Bitcoin’s recent surge of $20,000 over the past week highlights a shift in market dynamics, with smaller investors continuing to buy as large holders, or whales, are selling into strength. Data from the Bitcoin blockchain reveals these contrasting behaviors and provides insights into who’s leading this rally.
Bitcoin (BTC), the world’s largest cryptocurrency, briefly neared $90,000 early Tuesday before consolidating around $87,400. This impressive run marks a 27% increase over the past week, based on CoinDesk data.
Much of the recent buying momentum has been attributed to activity on Coinbase, the Nasdaq-listed exchange often used as a proxy for U.S. institutional demand. Yet, a deeper dive into the data shows that it’s retail investors, particularly those with small holdings or “shrimps,” who are aggressively adding to their Bitcoin portfolios amid the price surge.
Retail’s Rising Influence: “Shrimps” on the Move
According to data from Glassnode, Bitcoin investors are categorized by their holdings, ranging from “shrimps” (less than 1 BTC) up to “humpback whales” (holding over 10,000 BTC). Accumulation is represented by a metric closer to one, while values nearer zero indicate distribution.
Over the past two months, every cohort except humpback whales has been in accumulation mode. This buying spree has paralleled Bitcoin’s climb from $55,000 in September to just below $90,000 in November.

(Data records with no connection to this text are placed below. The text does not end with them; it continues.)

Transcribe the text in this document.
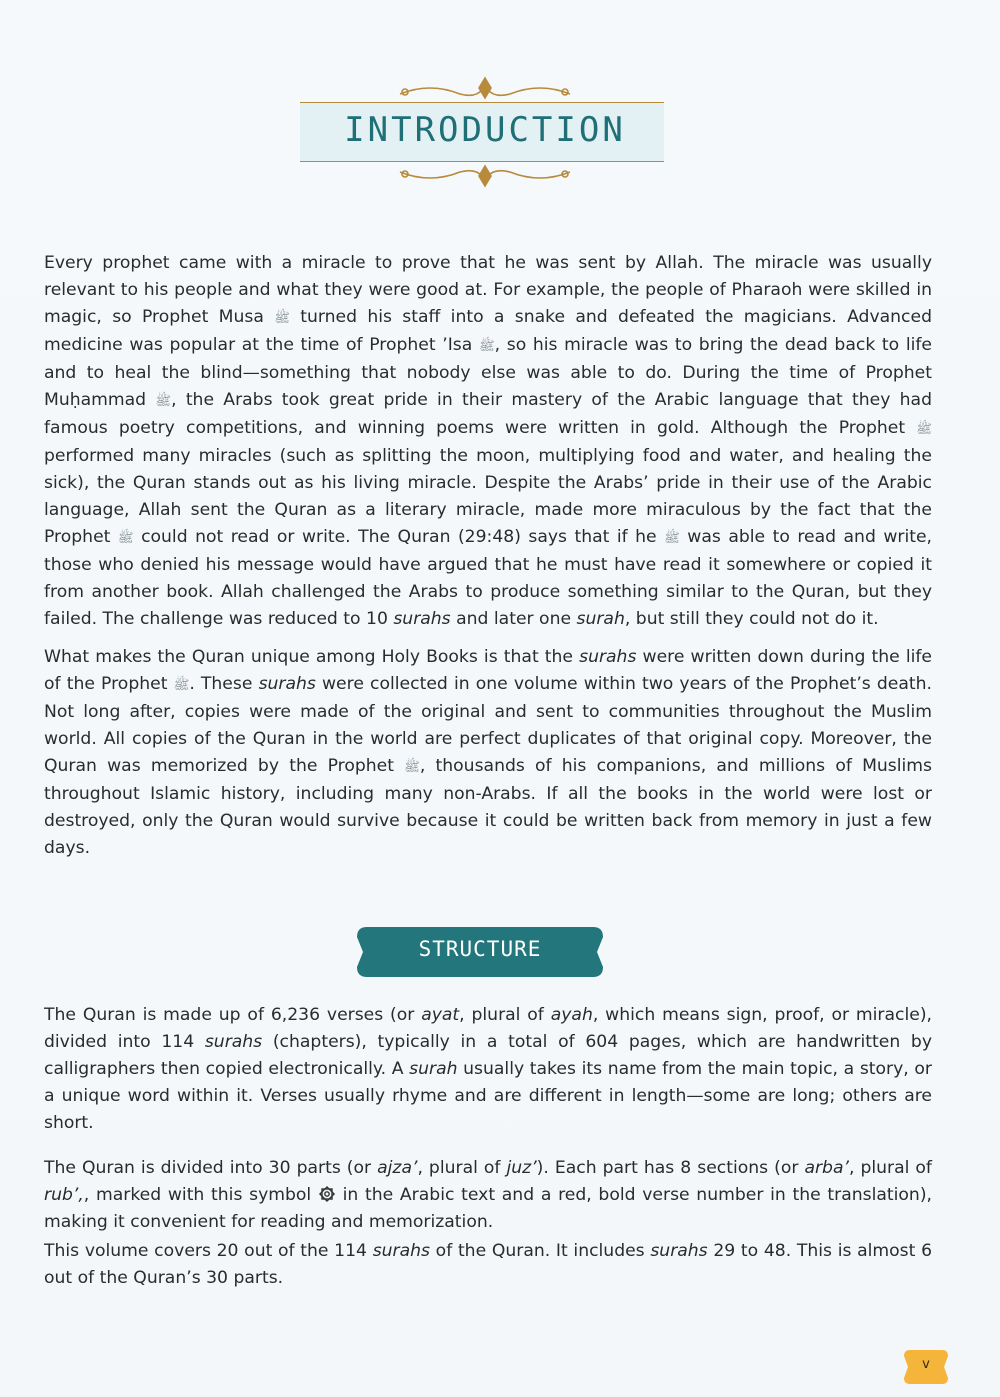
INTRODUCTION

Every prophet came with a miracle to prove that he was sent by Allah. The miracle was usually relevant to his people and what they were good at. For example, the people of Pharaoh were skilled in magic, so Prophet Musa ﷺ turned his staff into a snake and defeated the magicians. Advanced medicine was popular at the time of Prophet ’Isa ﷺ, so his miracle was to bring the dead back to life and to heal the blind—something that nobody else was able to do. During the time of Prophet Muḥammad ﷺ, the Arabs took great pride in their mastery of the Arabic language that they had famous poetry competitions, and winning poems were written in gold. Although the Prophet ﷺ performed many miracles (such as splitting the moon, multiplying food and water, and healing the sick), the Quran stands out as his living miracle. Despite the Arabs’ pride in their use of the Arabic language, Allah sent the Quran as a literary miracle, made more miraculous by the fact that the Prophet ﷺ could not read or write. The Quran (29:48) says that if he ﷺ was able to read and write, those who denied his message would have argued that he must have read it somewhere or copied it from another book. Allah challenged the Arabs to produce something similar to the Quran, but they failed. The challenge was reduced to 10 surahs and later one surah, but still they could not do it.

What makes the Quran unique among Holy Books is that the surahs were written down during the life of the Prophet ﷺ. These surahs were collected in one volume within two years of the Prophet’s death. Not long after, copies were made of the original and sent to communities throughout the Muslim world. All copies of the Quran in the world are perfect duplicates of that original copy. Moreover, the Quran was memorized by the Prophet ﷺ, thousands of his companions, and millions of Muslims throughout Islamic history, including many non-Arabs. If all the books in the world were lost or destroyed, only the Quran would survive because it could be written back from memory in just a few days.

STRUCTURE

The Quran is made up of 6,236 verses (or ayat, plural of ayah, which means sign, proof, or miracle), divided into 114 surahs (chapters), typically in a total of 604 pages, which are handwritten by calligraphers then copied electronically. A surah usually takes its name from the main topic, a story, or a unique word within it. Verses usually rhyme and are different in length—some are long; others are short.

The Quran is divided into 30 parts (or ajza’, plural of juz’). Each part has 8 sections (or arba’, plural of rub’,, marked with this symbol  in the Arabic text and a red, bold verse number in the translation), making it convenient for reading and memorization.

This volume covers 20 out of the 114 surahs of the Quran. It includes surahs 29 to 48. This is almost 6 out of the Quran’s 30 parts.

v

These findings challenge the traditional view that whales are the “smart money.” Instead, while large holders have been selling, smaller retail investors have stepped in, seizing the opportunity to accumulate Bitcoin. CoinDesk research highlights how retail investors have evolved into increasingly savvy market players.
Demand Outpacing Supply and Issuance
Aggregated data from all Bitcoin holders, including miners, exchanges, and retail investors, reveals that over the past month, 26,000 BTC have been accumulated. This steady buying trend has continued since September, with demand consistently outpacing supply and issuance for three months now.
Diverging Strategies of Long-Term and Short-Term Holders
Glassnode defines long-term holders (LTHs) as investors who have held Bitcoin for over 155 days. Historically, LTHs tend to sell when prices are high, such as during all-time highs in 2017 and 2021, while accumulating during market lows.
This time, however, LTHs are holding firm, suggesting they expect prices to climb further. Currently, long-term holders control about 78% of the Bitcoin supply, or roughly 15 million coins. In the past month, they’ve reduced their holdings by only 3%, a minor shift compared to the 20% reduction seen in previous bull markets.
On the other hand, short-term holders (STHs), those who’ve held Bitcoin for less than 155 days, tend to buy during market highs, like Monday’s 10% price spike. Despite a small increase, STH holdings remain near historical lows. In past bull cycles, STHs have controlled up to 35% or even 50% of the total Bitcoin supply.